Sénégal: « Benn Deuk, Ñaari Garr » - Comment le chemin de fer a façonné l'histoire de Thiès

5 Avril 2026

La construction de la ligne Dakar-Saint-Louis entre 1881 et 1885, ainsi que celle de Thiès-Kayes, achevée en 1923, ont constitué un tournant important dans le développement socio-économique de la ville de Thiès surnommée « la capitale du rail ».

« Thiès est née du chemin de fer ». L'affirmation est d'un ancien cadre des chemins de fer, Ousseynou Seck, ancien président de l'Association des fonctionnaires cheminots (1988-2003). À l'en croire, avant l'installation du chemin de fer, la ville de Thiès était peuplée de quelques centaines de personnes, réparties dans quelques quartiers traditionnels, précisément des villages.

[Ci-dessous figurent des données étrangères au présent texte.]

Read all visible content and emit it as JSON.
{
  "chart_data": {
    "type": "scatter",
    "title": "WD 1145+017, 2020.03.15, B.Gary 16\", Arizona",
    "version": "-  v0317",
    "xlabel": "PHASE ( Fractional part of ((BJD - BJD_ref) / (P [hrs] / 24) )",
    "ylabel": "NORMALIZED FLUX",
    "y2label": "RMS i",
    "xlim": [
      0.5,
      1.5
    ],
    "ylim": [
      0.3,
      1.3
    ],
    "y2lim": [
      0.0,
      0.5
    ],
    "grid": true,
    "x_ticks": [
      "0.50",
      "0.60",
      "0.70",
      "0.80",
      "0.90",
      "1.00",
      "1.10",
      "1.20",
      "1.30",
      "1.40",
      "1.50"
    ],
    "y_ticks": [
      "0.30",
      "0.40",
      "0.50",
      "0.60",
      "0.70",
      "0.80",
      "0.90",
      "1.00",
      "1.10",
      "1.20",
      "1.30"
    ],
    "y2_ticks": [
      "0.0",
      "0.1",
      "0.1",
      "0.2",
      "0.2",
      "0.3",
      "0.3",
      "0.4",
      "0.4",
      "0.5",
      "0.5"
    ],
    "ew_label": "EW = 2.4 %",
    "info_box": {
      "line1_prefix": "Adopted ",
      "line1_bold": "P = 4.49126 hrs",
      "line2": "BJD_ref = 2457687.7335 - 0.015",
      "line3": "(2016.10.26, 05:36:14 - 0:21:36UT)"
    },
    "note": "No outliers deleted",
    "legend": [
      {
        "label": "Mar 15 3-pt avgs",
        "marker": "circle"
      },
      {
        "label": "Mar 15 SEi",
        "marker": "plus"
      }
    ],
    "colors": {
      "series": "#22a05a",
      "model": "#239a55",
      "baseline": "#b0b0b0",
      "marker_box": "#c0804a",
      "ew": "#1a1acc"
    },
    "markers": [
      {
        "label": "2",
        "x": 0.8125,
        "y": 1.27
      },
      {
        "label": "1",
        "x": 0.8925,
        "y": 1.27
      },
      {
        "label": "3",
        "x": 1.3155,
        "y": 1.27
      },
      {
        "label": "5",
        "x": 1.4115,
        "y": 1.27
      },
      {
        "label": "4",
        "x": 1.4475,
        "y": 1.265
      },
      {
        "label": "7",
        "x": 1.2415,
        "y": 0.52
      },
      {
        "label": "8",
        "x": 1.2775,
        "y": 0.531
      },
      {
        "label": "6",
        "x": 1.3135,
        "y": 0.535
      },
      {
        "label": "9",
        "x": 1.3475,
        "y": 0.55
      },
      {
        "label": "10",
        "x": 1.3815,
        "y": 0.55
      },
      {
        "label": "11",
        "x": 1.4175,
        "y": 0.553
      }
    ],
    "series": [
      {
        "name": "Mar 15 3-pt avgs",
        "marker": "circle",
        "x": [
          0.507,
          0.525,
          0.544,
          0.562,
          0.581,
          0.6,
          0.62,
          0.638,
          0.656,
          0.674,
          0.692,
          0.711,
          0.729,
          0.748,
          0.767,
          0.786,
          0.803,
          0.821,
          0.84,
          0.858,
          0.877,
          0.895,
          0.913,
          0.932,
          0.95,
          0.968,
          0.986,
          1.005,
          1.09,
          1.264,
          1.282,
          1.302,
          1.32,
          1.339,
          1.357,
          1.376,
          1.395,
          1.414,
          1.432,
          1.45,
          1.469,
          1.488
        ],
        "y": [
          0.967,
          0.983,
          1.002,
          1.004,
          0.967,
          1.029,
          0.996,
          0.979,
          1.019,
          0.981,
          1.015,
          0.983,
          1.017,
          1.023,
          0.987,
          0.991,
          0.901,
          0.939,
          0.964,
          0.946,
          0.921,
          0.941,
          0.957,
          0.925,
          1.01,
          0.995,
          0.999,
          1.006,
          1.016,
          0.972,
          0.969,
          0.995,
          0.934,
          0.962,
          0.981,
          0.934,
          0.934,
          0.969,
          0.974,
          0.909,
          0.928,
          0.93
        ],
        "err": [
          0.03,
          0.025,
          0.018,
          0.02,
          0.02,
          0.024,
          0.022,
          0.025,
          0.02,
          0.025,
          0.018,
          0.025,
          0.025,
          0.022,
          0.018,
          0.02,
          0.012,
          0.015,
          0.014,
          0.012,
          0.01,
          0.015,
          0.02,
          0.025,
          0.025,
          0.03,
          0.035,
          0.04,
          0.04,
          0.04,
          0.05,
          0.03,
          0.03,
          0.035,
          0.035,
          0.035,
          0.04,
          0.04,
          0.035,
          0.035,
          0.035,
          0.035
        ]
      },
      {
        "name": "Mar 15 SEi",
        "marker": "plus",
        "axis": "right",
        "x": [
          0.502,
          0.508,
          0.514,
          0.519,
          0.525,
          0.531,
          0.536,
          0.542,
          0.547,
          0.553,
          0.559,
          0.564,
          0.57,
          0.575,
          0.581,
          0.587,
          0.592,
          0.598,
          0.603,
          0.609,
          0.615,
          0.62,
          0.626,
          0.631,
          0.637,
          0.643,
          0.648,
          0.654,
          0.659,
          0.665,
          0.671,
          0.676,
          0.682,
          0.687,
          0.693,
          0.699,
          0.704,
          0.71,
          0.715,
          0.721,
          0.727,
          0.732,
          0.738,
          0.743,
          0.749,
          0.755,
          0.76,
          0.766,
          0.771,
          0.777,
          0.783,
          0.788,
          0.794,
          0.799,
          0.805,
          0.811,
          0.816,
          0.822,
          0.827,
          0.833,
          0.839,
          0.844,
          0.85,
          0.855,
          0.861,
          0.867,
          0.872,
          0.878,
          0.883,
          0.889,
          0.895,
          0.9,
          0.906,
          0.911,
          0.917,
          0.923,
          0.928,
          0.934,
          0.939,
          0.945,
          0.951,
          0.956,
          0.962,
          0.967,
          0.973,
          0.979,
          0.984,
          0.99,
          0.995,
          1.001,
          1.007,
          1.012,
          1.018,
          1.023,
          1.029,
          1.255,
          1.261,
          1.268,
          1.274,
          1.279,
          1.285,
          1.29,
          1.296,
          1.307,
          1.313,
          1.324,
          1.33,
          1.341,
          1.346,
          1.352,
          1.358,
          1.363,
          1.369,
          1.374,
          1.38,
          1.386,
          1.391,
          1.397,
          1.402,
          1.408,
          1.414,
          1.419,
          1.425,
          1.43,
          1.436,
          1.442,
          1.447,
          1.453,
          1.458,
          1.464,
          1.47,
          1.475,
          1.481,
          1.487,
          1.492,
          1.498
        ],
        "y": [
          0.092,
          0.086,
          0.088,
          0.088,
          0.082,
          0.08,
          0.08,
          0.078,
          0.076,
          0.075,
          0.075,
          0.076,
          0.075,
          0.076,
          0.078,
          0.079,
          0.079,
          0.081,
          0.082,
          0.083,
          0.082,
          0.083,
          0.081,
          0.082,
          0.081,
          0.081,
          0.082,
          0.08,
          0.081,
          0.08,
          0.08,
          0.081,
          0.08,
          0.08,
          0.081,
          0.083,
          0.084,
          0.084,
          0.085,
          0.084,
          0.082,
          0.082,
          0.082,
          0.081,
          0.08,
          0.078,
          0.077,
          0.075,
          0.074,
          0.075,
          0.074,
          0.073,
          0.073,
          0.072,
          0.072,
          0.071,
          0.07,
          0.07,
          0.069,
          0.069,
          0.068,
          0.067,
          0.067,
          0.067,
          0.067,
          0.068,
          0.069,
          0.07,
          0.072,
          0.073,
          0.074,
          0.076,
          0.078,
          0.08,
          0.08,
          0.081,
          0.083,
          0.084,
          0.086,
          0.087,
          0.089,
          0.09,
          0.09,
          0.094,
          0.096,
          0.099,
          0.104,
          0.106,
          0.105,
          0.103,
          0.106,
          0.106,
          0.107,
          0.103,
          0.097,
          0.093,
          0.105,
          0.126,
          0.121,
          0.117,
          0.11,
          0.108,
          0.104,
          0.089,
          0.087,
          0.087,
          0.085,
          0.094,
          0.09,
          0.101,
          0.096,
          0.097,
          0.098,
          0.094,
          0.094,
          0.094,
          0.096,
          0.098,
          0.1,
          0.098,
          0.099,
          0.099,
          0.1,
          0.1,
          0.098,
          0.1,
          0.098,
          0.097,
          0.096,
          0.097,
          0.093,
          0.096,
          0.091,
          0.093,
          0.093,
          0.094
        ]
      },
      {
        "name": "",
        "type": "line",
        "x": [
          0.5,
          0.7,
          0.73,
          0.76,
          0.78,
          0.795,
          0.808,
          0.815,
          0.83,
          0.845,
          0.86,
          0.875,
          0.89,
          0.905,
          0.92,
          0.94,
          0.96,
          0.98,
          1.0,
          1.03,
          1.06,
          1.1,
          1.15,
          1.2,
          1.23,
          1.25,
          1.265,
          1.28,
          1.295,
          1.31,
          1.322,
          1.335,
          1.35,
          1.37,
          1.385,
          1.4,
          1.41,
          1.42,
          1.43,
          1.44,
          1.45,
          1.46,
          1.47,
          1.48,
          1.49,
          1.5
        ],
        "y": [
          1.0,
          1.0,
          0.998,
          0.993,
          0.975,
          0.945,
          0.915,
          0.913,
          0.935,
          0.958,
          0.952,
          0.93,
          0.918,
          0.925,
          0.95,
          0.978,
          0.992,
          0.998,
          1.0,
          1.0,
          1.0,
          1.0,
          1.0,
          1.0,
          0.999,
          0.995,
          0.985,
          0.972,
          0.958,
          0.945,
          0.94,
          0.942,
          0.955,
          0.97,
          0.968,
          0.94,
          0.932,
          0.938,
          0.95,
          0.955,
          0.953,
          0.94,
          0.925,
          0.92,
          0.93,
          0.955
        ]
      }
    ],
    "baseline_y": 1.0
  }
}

Avec l'installation du chemin de fer, Thiès a conforté sa posture de carrefour entre Dakar et les régions de l'intérieur du pays. En effet, la ville a abrité deux gares pendant longtemps : celles de Dakar-Saint-Louis et de Thiès-Kayes, cette dernière n'étant plus fonctionnelle. Cela a valu à Thiès le slogan en wolof « Benn Deuk, Ñaari Gaar », une appellation qui viendrait d'un malade mental, selon Ousseynou Seck. Dans ses propos, cherchant à galvaniser les cheminots, il disait : « Thiès-Kayes, Benn Deuk, Ñaari Gaar ».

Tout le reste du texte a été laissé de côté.